We used basic ML algorithms to develop these models, and other predictive tools using artificial intelligence (AI) could also be applicable with other potential variables and such systems could refine prediction models based on any potential data. Such an AI-based prehospital stroke prediction model should be implemented in the future as the ultimate version of the JUST score. The use of the AI-based prehospital stroke prediction model could be extremely significant in low-resource settings where the transportation system is not well organized or imaging diagnostic assessments are available at limited facilities. If precise triage could be achieved using small mobile devices, such use could help patients suspected of having an acute stroke to be transported to capable facilities where imaging studies are available without unnecessary transportations [16].

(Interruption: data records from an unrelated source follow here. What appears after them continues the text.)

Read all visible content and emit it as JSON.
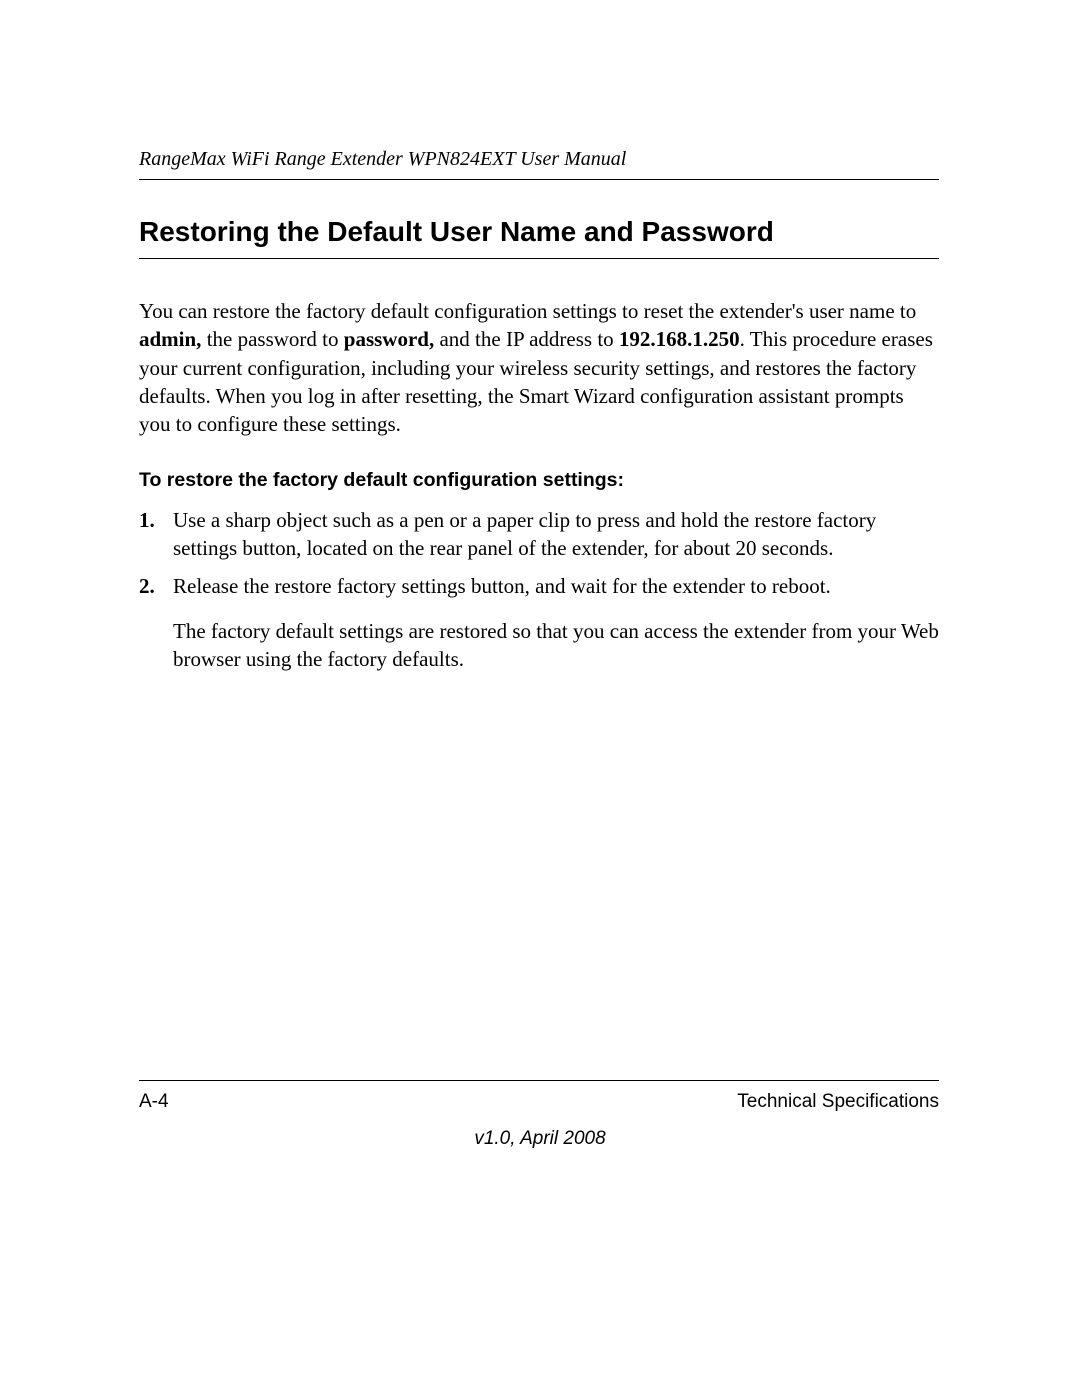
{
  "header": {
    "running_title": "RangeMax WiFi Range Extender WPN824EXT User Manual"
  },
  "section": {
    "heading": "Restoring the Default User Name and Password",
    "intro": {
      "t1": "You can restore the factory default configuration settings to reset the extender's user name to ",
      "b1": "admin,",
      "t2": " the password to ",
      "b2": "password,",
      "t3": " and the IP address to ",
      "b3": "192.168.1.250",
      "t4": ". This procedure erases your current configuration, including your wireless security settings, and restores the factory defaults. When you log in after resetting, the Smart Wizard configuration assistant prompts you to configure these settings."
    },
    "sub_heading": "To restore the factory default configuration settings:",
    "steps": [
      {
        "num": "1.",
        "text": "Use a sharp object such as a pen or a paper clip to press and hold the restore factory settings button, located on the rear panel of the extender, for about 20 seconds."
      },
      {
        "num": "2.",
        "text": "Release the restore factory settings button, and wait for the extender to reboot."
      }
    ],
    "step2_followup": "The factory default settings are restored so that you can access the extender from your Web browser using the factory defaults."
  },
  "footer": {
    "page_num": "A-4",
    "section_name": "Technical Specifications",
    "version": "v1.0, April 2008"
  }
}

This study had several limitations. First, the models in this study utilized binary categorical data from previous studies, except for age, to construct the features. Therefore, the predictive abilities of ML models can be penalized. Although the development of an ML model with higher performance should be a challenge for future studies, the current ML models could provide the lowest performance, and these findings should be considered as the minimum. Second, the model utilizes 19 variables for prediction. In an emergency setting, a prediction model with fewer variables should be built because many patients, at a prehospital stage, would have a variety of conditions other than stroke. Thus, our previous attempt with a shorter version of the JUST score (JUST-7) should be incorporated in developing AI-based models. Third, the predictive abilities depend on the prevalence of the target conditions. If the prevalence of no stroke was substantially high, the utility of JUST-ML would be deteriorated. Therefore, any prediction tools should be carefully interpreted in conjunction with the circumstance where the tool was used. Finally, the predicted probabilities of SAH and no stroke were slightly deviated from the perfect fit. These differences should be considered the differences in the cohorts. Because this study was conducted in a local area in Japan, the generalizability of the JUST-ML should be attested in other settings. The most attractive abilities of the ML-based model are obtaining local data and refining the models based on these data. The application of JUST-ML should be investigated globally.

Conclusions

We have developed an ML model (JUST-ML) that simultaneously predicts the type of stroke at a pre-hospital stage with high accuracy, which could assist EMS or primary care providers with triaging patients suspected of having an acute stroke.